In July 2019, following a hearing with 13 active participants, the NEB ruled that CGL does not fall within its jurisdiction. The board determined that the project does not form a part of the NOVA Gas Transmission Ltd. (NGTL) System, and is not vital or integral to it (NGTL), or any other federally regulated pipeline.

The company praised the decision, noting CGL “is a single-line natural gas pipeline located entirely within B.C. Its only purpose is transport of natural gas within the province — from the Dawson Creek area to LNG Canada’s facility in Kitimat.

"Coastal GasLink was fully approved and permitted following extensive consultation with local and Indigenous communities, and a rigorous multi-year review that considered potential environmental, economic, social, heritage and health effects.”

The disputes surrounding CGL have reignited complicated questions about who has authority within First Nations: hereditary rulers, elected councils authorized by Canadian federal legislation, or a combination of the two. They also highlight the interesting dynamic of federal versus provincial regulation, and question the reasoning that federal jurisdiction should apply to energy projects that reside solely within the boundaries of a province.

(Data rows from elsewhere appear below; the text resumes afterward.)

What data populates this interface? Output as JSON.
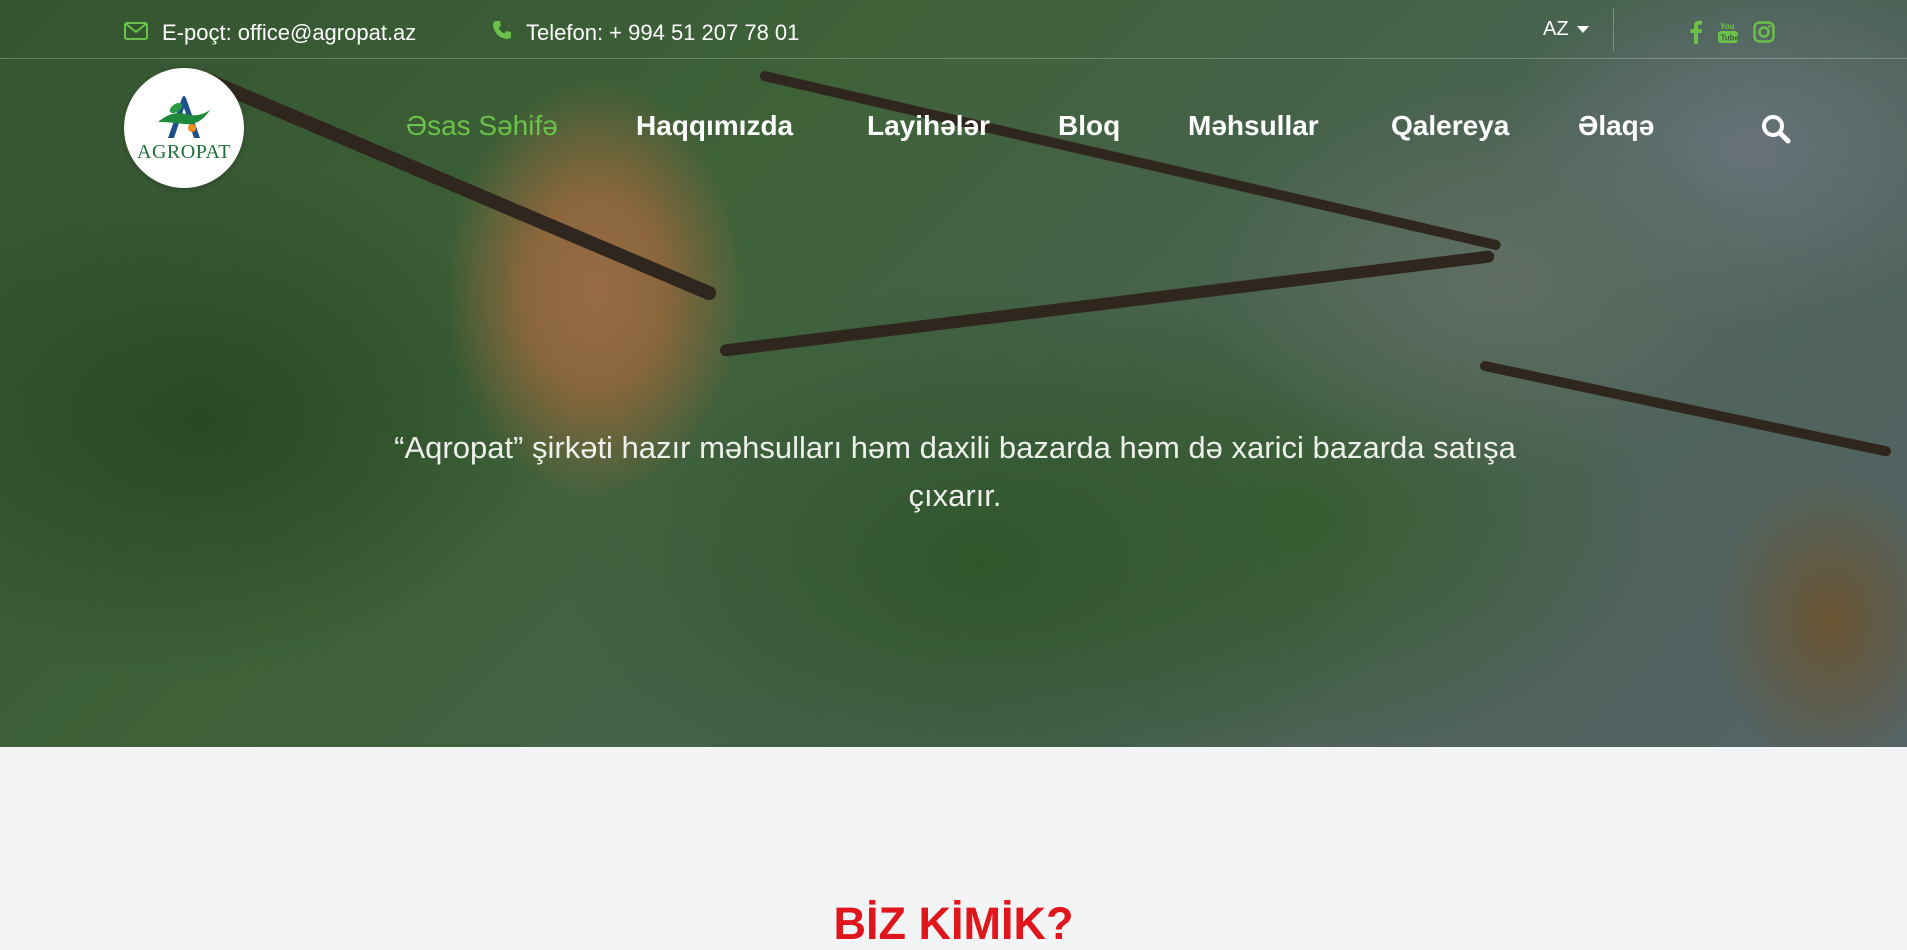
{
  "topbar": {
    "email_label": "E-poçt: office@agropat.az",
    "phone_label": "Telefon: + 994 51 207 78 01",
    "language": "AZ",
    "icons": [
      "envelope-icon",
      "phone-icon",
      "facebook-icon",
      "youtube-icon",
      "instagram-icon"
    ],
    "accent_color": "#6bc24a"
  },
  "logo": {
    "text": "AGROPAT"
  },
  "nav": {
    "items": [
      {
        "label": "Əsas Səhifə",
        "active": true
      },
      {
        "label": "Haqqımızda"
      },
      {
        "label": "Layihələr"
      },
      {
        "label": "Bloq"
      },
      {
        "label": "Məhsullar"
      },
      {
        "label": "Qalereya"
      },
      {
        "label": "Əlaqə"
      }
    ]
  },
  "hero": {
    "caption": "“Aqropat” şirkəti hazır məhsulları həm daxili bazarda həm də xarici bazarda satışa çıxarır."
  },
  "about": {
    "title": "BİZ KİMİK?",
    "title_color": "#e0161c"
  }
}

Hereditary Systems and Authority Derived from the Indian Act

The recent conflict over First Nations jurisdictional authority, particularly as it relates to CGL development, stems from section 74 of the Indian Act, when the Department of Indian Affairs imposed the election process on all First Nations. By doing so, Canada moved away from the Indigenous hereditary system of governance (Edwards, 2019).

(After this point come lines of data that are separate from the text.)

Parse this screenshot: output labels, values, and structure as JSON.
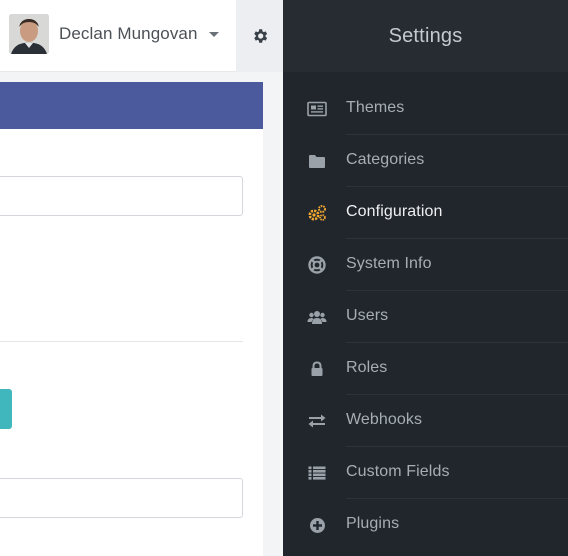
{
  "header": {
    "user_name": "Declan Mungovan",
    "avatar_icon": "user-avatar",
    "settings_icon": "gear-icon"
  },
  "sidebar": {
    "title": "Settings",
    "active_color": "#f0a830",
    "items": [
      {
        "label": "Themes",
        "icon": "newspaper-icon",
        "active": false
      },
      {
        "label": "Categories",
        "icon": "folder-icon",
        "active": false
      },
      {
        "label": "Configuration",
        "icon": "cogs-icon",
        "active": true
      },
      {
        "label": "System Info",
        "icon": "life-ring-icon",
        "active": false
      },
      {
        "label": "Users",
        "icon": "users-icon",
        "active": false
      },
      {
        "label": "Roles",
        "icon": "lock-icon",
        "active": false
      },
      {
        "label": "Webhooks",
        "icon": "exchange-icon",
        "active": false
      },
      {
        "label": "Custom Fields",
        "icon": "list-icon",
        "active": false
      },
      {
        "label": "Plugins",
        "icon": "plus-circle-icon",
        "active": false
      }
    ]
  },
  "colors": {
    "panel_header": "#4a5a9d",
    "teal_button": "#3fb7bd",
    "sidebar_bg": "#21262d"
  }
}
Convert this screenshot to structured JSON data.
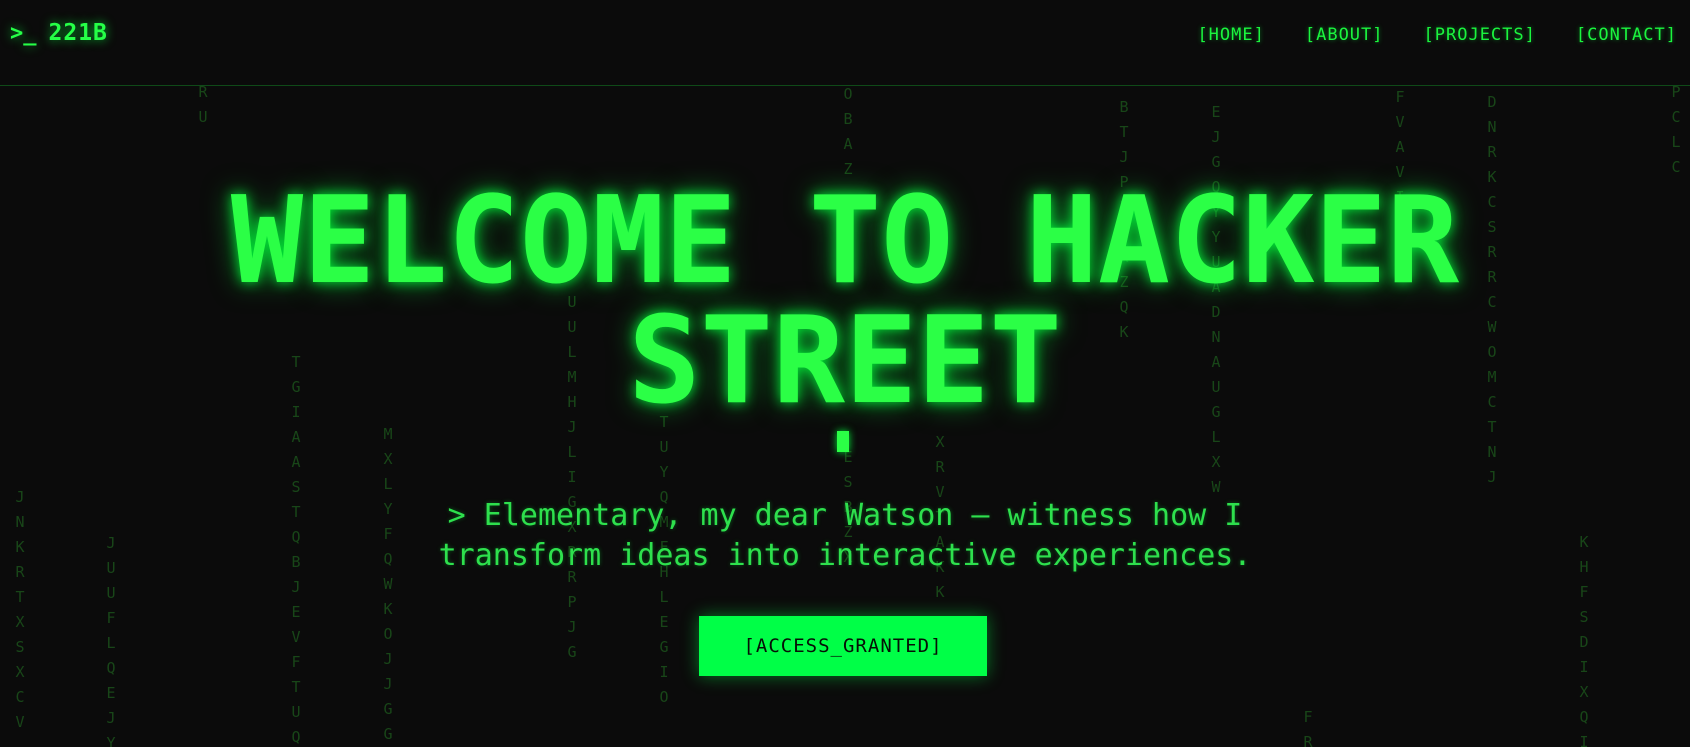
{
  "nav": {
    "logo": {
      "prompt_icon": ">_",
      "text": "221B"
    },
    "links": [
      "[HOME]",
      "[ABOUT]",
      "[PROJECTS]",
      "[CONTACT]"
    ]
  },
  "hero": {
    "title_line1": "WELCOME TO HACKER",
    "title_line2": "STREET",
    "subtitle_line1": "> Elementary, my dear Watson — witness how I",
    "subtitle_line2": "transform ideas into interactive experiences.",
    "cta_label": "[ACCESS_GRANTED]"
  },
  "rain": {
    "columns": [
      "JNKRTXSXCV",
      "JUUFLQEJY",
      "RU",
      "TGIAASTQBJEVFTUQ",
      "MXLYFQWKOJJGG",
      "UULMHJLIGXRRPJG",
      "TUYQMFHLEGIO",
      "OBAZ",
      "ESBZX",
      "XRVTAKK",
      "BTJPIPXZQK",
      "EJGQYYUADNAUGLXW",
      "FR",
      "FVAVI",
      "DNRKCSRRCWOMCTNJ",
      "KHFSDIXQI",
      "PCLC"
    ]
  },
  "colors": {
    "background": "#0b0b0b",
    "accent": "#00ff47",
    "text_green": "#2ee04d",
    "rain_green": "#1d5a1d"
  }
}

During pre-colonial periods, hereditary chiefs governed tribes. The genesis of the hereditary chief position flows directly from ancestor stories, and over the years this chiefmanship is passed down by strict protocol, primarily from father to son (Edwards, 2019).

For example, the Gwawenuk Tribes of the central coast region of B.C. has four to six ancestors, and by extension, each of its clans possesses four to six heads, or hereditary chiefs. Among them is one senior chief determined by the long-standing narrative. Under the Indigenous hereditary system, the genesis stories define the territories where clans originate (Edwards, 2019). Today, there are more hereditary chiefs in B.C. than elected chiefs. For each of the 200 tribes in B.C., between four and six hereditary chiefs exist; however, currently, not all chiefmanships are active as many were never resurrected after “the colonial weight of oppression” (Edwards, 2019).

According to Robert Joseph, hereditary chief of the Gwawenuk First Nation, differences of opinion between elected and hereditary leadership occur from time to time, especially when it comes to resource development that will disturb the environment (Edwards, 2019). Typically, hereditary leaders assert responsibilities over their lands when situations like these arise. In contrast, chiefs elected under the Indian Act are primarily responsible for activities on reserves such as infrastructure, housing, water, sewage, schools and day-to-day matters that affect their communities.


A previous version of this article incorrectly implied that TC Energy did not consult with the hereditary chiefs of the Wet’suwet’en First Nations. We apologize for the error.